Make a giant insect collage - art and nature study project; includes related article - Column
Mary ParksYour students will go buggy over this art project.
Insects are practically everywhere in our world, and some kinds have survived unchanged for the last 200 million years. Give your students a close-up look at bugs with this larger-than-life collage project that will send them on some exciting scientific discoveries.
PARTS OF INSECTS
All insects have three parts. First is the head with its eyes, mouth, and antennae (or feelers). The middle section, called the thorax, has three segments, each with a pair of legs. When an insect has wings, they are attached to the thorax. The third section is the abdomen, also known as the stomach.
Insects are very diverse.
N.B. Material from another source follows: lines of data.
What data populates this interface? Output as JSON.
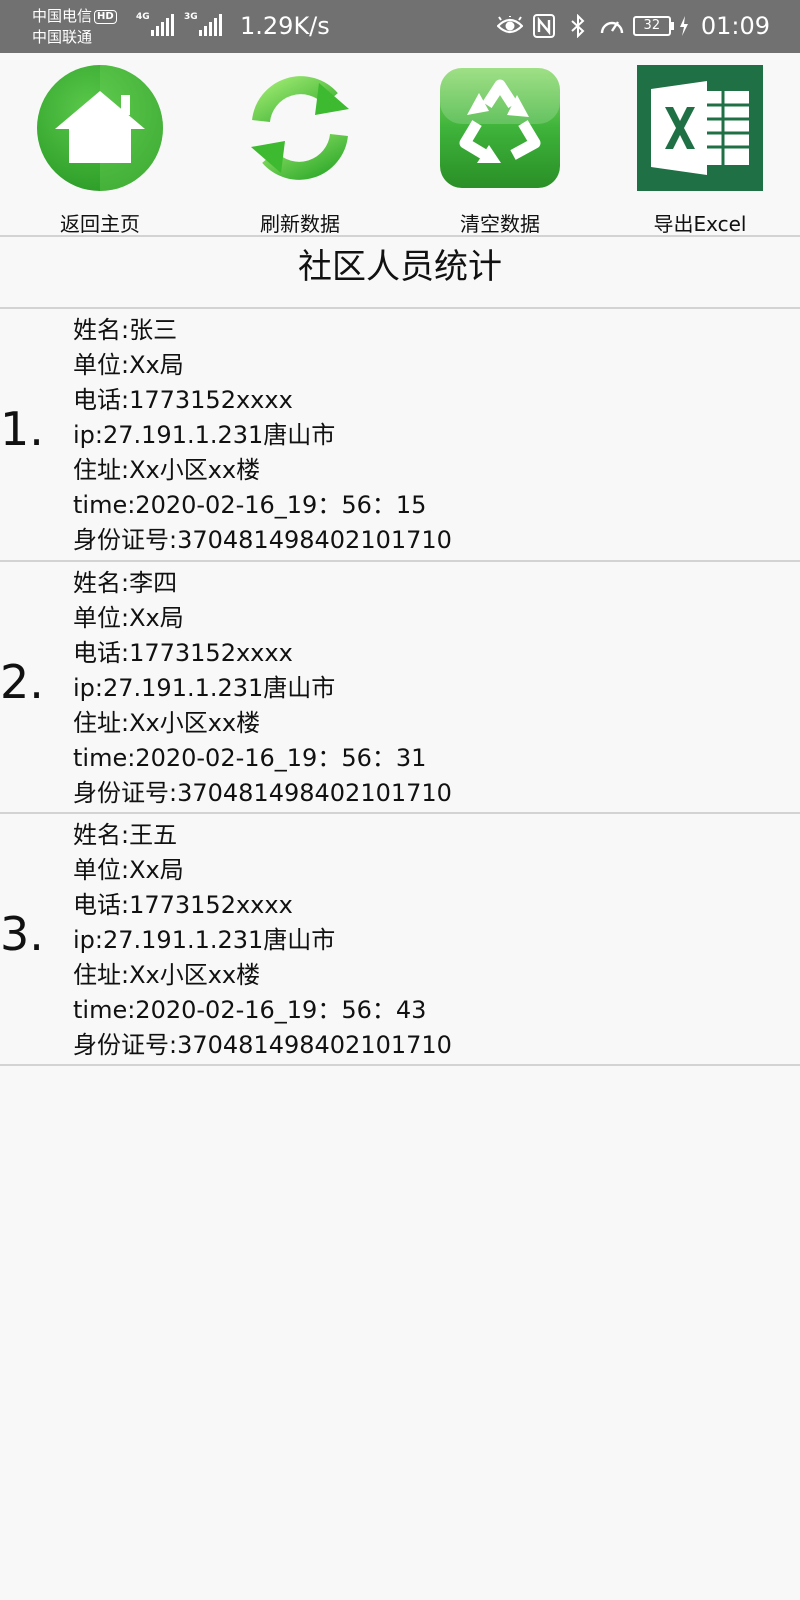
{
  "status_bar": {
    "carrier_1": "中国电信",
    "hd_badge": "HD",
    "carrier_2": "中国联通",
    "signal_1_tag": "4G",
    "signal_2_tag": "3G",
    "net_speed": "1.29K/s",
    "battery": "32",
    "time": "01:09",
    "icons": [
      "eye-comfort-icon",
      "nfc-icon",
      "bluetooth-icon",
      "speed-gauge-icon",
      "battery-icon",
      "charging-icon"
    ]
  },
  "toolbar": {
    "home_label": "返回主页",
    "refresh_label": "刷新数据",
    "clear_label": "清空数据",
    "export_label": "导出Excel"
  },
  "page": {
    "title": "社区人员统计"
  },
  "records": [
    {
      "index": "1.",
      "name": "姓名:张三",
      "unit": "单位:Xx局",
      "phone": "电话:1773152xxxx",
      "ip": "ip:27.191.1.231唐山市",
      "address": "住址:Xx小区xx楼",
      "time": "time:2020-02-16_19：56：15",
      "id_number": "身份证号:370481498402101710"
    },
    {
      "index": "2.",
      "name": "姓名:李四",
      "unit": "单位:Xx局",
      "phone": "电话:1773152xxxx",
      "ip": "ip:27.191.1.231唐山市",
      "address": "住址:Xx小区xx楼",
      "time": "time:2020-02-16_19：56：31",
      "id_number": "身份证号:370481498402101710"
    },
    {
      "index": "3.",
      "name": "姓名:王五",
      "unit": "单位:Xx局",
      "phone": "电话:1773152xxxx",
      "ip": "ip:27.191.1.231唐山市",
      "address": "住址:Xx小区xx楼",
      "time": "time:2020-02-16_19：56：43",
      "id_number": "身份证号:370481498402101710"
    }
  ],
  "colors": {
    "status_bar": "#717171",
    "background": "#f8f8f8",
    "green": "#3cb832",
    "excel_green": "#1f7145",
    "divider": "#d3d3d3"
  }
}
In this project, students will discover insects the way artist Georgia O'Keeffe discovered flowers: by enlarging them to 100 times their actual size!
MAKING BIG BUGS
Level: All grades
Materials: pencil, crayons, marker or paint; drawing paper; overhead projector; transparency sheets; transparency markers; large (size of a bulletin board or chalkboard) roll paper; colored papers; scissors; glue
Steps for Students:
1. Sketch insects with a pencil on drawing paper.
2. Add feelers, legs, wings, hair and other details.
3. Place a transparency sheet over each drawing. Using a transparency marker, trace the pencil drawings onto transparency sheets.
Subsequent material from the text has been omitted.